А 16 мая 1937 года навсегда захлопнулась еще одна дверца в прошлое. В тот день начальник сводного отдела IV управления при НКВД (до 1934 года Спецотдел при ОГПУ) Глеб Бокий был вызван к наркому внутренних дел Николаю Ежову. Шеф потребовал от него компрометирующие материалы на некоторых членов ЦК и высокопоставленных коммунистов. Его обращение по этому поводу именно к Глебу Бокию отнюдь не являлось случайностью — начальник отдела «при» НКВД был главным хранителем всех государственных тайн. При этом Ежов ссылался не на собственную волю. Он заявил буквально следующее: «Это приказ товарища Сталина!» Бокий в ответ вспылил: «А что мне Сталин?! Меня Ленин на это место поставил!» Эти слова стоили ему очень дорого — домой он уже не вернулся.

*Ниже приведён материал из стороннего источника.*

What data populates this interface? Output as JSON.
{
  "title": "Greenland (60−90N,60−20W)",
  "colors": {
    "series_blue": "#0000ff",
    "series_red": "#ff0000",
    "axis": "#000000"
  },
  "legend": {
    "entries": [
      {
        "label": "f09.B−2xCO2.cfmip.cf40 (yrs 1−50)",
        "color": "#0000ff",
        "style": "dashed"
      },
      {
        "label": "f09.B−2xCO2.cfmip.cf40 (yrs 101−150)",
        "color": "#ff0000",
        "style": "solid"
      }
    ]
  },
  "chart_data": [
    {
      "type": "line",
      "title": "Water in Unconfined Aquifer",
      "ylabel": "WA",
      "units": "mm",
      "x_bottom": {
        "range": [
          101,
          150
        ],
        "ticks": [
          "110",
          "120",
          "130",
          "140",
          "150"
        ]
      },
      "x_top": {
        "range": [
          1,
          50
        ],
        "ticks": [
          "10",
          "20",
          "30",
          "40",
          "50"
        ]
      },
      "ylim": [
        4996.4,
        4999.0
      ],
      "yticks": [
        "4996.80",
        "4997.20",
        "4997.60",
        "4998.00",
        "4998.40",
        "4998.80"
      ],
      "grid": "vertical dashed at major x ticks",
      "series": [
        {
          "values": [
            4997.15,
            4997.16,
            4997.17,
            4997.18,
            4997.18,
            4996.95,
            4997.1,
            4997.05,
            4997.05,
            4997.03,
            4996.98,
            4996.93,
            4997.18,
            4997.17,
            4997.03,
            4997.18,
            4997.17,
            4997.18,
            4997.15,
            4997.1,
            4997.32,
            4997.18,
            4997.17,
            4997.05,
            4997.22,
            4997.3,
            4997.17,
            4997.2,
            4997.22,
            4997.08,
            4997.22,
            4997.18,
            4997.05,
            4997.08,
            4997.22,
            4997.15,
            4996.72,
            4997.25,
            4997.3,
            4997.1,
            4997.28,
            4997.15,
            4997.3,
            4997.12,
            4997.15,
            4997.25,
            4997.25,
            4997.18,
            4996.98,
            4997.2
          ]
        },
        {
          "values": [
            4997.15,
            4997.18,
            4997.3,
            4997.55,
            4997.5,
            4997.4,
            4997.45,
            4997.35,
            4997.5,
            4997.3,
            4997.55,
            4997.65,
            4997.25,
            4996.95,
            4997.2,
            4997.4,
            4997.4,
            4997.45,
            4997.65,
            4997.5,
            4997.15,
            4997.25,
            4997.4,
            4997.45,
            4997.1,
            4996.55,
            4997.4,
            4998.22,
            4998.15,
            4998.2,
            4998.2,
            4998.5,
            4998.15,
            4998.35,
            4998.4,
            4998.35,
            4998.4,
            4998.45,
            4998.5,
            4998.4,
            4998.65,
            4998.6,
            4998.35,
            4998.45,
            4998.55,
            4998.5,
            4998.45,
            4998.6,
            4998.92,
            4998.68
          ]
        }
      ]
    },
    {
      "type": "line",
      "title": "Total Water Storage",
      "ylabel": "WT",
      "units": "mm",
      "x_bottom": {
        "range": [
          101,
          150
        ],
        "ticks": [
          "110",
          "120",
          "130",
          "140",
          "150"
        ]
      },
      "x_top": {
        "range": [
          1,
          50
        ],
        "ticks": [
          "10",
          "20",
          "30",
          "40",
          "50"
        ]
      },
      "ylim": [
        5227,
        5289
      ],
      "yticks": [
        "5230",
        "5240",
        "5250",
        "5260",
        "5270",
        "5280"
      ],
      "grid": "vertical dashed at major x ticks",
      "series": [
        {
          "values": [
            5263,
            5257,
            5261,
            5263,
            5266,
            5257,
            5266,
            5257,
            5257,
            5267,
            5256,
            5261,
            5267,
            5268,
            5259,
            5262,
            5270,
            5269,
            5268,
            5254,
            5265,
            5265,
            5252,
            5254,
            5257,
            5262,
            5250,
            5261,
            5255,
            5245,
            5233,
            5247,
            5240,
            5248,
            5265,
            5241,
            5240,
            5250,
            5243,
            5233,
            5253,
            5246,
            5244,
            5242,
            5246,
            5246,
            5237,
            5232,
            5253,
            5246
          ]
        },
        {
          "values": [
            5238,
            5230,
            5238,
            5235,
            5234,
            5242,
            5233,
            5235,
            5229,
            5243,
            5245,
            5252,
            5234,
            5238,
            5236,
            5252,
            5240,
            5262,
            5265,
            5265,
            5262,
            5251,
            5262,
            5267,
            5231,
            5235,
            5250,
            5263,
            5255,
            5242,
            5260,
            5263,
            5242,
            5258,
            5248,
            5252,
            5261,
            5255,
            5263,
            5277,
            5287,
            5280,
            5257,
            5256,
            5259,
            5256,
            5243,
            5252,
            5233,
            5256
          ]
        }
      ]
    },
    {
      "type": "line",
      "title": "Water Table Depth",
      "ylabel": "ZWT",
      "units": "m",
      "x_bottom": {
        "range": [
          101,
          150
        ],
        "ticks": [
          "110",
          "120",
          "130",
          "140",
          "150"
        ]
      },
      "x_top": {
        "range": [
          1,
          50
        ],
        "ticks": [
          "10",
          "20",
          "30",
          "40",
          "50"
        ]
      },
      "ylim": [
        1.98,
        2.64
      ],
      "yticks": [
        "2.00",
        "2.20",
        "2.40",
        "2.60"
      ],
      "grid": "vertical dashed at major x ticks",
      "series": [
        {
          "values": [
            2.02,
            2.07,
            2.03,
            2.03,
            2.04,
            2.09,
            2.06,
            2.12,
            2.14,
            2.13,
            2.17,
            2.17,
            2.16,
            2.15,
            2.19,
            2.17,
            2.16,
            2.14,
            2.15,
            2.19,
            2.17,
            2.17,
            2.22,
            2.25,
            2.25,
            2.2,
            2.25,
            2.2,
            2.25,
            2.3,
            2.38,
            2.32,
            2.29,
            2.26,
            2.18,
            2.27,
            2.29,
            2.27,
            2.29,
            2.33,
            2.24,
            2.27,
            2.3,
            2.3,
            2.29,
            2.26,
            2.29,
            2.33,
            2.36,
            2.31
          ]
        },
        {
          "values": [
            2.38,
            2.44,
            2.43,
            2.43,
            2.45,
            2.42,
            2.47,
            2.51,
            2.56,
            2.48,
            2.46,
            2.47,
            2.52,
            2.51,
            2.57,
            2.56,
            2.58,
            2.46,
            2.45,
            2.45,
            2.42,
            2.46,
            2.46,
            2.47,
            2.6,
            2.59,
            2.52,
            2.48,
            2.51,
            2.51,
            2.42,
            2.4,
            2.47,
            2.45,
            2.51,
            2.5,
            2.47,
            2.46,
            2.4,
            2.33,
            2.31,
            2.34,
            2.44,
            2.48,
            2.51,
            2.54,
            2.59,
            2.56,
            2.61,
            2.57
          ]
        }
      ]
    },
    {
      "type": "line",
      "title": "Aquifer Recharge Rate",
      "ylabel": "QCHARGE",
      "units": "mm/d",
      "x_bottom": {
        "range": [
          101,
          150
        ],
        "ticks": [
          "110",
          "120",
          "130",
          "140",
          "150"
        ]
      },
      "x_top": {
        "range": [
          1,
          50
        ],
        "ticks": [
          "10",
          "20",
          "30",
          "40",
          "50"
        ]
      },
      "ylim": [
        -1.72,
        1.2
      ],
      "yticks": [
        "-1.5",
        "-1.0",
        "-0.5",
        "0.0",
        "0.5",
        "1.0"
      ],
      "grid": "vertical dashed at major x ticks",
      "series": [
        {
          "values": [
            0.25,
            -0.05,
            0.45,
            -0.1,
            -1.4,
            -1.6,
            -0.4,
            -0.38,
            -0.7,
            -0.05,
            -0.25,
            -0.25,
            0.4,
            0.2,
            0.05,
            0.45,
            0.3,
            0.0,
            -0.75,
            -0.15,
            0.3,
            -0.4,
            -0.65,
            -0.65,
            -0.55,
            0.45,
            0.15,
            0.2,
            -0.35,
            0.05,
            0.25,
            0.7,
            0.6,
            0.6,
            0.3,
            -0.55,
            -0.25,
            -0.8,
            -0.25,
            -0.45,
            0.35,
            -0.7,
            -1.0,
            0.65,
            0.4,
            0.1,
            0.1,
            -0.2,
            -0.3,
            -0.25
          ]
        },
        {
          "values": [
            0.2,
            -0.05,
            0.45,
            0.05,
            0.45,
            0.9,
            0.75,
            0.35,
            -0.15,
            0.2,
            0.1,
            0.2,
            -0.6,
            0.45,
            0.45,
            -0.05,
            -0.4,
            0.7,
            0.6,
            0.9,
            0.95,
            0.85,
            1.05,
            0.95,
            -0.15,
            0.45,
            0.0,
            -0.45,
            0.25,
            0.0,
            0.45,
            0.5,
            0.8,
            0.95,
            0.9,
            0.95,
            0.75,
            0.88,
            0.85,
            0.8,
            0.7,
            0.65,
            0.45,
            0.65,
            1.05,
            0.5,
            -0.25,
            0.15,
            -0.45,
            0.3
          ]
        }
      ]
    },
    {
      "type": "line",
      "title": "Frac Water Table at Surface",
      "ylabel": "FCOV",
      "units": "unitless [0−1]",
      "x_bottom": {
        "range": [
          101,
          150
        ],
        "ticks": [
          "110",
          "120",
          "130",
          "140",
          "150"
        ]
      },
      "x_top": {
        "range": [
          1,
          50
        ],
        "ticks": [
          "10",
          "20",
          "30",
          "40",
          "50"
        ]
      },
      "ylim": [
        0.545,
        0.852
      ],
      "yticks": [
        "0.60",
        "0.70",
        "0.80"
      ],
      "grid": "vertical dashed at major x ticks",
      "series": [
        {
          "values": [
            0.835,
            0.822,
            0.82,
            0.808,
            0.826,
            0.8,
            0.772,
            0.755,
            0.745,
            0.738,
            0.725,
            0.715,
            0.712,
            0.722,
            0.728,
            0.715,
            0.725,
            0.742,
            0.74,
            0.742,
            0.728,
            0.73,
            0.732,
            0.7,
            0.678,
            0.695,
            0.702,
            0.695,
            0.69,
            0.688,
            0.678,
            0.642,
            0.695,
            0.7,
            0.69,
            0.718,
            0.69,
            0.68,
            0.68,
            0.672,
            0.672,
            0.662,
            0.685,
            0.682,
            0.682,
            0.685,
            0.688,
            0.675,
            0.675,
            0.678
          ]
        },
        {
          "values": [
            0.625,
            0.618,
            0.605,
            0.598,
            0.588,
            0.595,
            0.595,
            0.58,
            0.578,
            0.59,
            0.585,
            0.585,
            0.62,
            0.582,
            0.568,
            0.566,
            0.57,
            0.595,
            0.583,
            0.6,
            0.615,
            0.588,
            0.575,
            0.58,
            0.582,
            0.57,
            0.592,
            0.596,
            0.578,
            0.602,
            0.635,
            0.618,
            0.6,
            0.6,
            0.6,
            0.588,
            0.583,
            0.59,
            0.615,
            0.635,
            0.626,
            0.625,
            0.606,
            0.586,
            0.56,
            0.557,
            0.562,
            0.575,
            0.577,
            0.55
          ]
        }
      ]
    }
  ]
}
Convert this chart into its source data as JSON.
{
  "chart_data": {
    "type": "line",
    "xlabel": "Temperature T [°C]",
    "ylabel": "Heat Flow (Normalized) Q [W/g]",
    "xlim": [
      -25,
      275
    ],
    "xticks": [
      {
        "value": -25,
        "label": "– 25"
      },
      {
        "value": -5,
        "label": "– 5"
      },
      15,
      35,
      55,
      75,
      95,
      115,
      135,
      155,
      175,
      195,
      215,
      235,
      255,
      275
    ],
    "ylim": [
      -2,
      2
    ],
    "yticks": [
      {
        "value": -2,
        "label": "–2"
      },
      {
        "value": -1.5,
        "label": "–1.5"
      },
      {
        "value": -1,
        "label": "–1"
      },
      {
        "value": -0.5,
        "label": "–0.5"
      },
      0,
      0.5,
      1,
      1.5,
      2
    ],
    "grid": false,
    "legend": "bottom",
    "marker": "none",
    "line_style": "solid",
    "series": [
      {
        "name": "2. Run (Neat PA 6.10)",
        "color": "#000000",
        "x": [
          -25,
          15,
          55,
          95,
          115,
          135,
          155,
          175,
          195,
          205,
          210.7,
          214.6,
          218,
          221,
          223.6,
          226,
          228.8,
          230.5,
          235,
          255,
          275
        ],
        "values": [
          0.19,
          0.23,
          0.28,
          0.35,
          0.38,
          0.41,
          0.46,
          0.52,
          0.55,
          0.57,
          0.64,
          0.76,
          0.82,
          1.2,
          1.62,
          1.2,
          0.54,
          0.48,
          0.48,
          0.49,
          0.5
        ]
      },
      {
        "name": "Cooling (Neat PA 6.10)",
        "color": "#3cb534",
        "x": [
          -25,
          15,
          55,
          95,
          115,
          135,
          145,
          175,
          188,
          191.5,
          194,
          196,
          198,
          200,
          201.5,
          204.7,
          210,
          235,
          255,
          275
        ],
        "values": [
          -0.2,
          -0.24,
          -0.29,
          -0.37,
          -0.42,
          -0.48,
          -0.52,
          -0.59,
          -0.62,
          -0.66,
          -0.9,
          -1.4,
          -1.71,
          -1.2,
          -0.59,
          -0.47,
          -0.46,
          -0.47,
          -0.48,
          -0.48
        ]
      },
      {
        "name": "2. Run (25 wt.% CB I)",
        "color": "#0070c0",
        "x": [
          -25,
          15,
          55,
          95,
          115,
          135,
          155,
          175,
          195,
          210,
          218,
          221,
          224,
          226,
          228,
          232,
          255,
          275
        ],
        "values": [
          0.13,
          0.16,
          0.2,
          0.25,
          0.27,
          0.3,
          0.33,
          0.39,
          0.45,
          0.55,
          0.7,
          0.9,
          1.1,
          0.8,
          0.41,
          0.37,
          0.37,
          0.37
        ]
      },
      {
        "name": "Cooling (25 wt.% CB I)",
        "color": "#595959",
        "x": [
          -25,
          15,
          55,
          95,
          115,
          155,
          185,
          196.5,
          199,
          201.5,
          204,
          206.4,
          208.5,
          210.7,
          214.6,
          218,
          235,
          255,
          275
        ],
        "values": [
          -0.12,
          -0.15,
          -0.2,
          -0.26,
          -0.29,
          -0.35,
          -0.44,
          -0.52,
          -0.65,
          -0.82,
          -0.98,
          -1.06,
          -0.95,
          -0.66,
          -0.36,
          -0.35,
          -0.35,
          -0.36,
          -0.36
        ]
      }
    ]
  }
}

«Черная книга» — черное досье, о котором однажды упомянул Блюмкин во время скандала с Барченко, стояло за ликвидацией всех, кто хотя бы знал о ее существовании в 1937 году. Какие именно материалы содержались в досье и почему Бокий проявил такое упорство в разговоре с наркомом внутренних дел? Ну хотя бы информация о том, что Исаак Бабель является любовником жены Ежова. Что сам Ежов — гомосексуалист. Что товарищ Агранов, глава секретного отдела НКВД, живет с Лилей Брик, женой комкора Примакова. Что Иосиф Виссарионович страдает прогрессирующей паранойей. Что Сталин и Енукидзе любят спать с грудастыми бабами из хора Пятницкого, а Карахан и всесоюзный староста старик Калинин предпочитают балерин из Большого театра. Что весь ЦК погряз в пороке и грехе. Что все кремлевские бонзы — заурядные негодяи, дорвавшиеся до власти.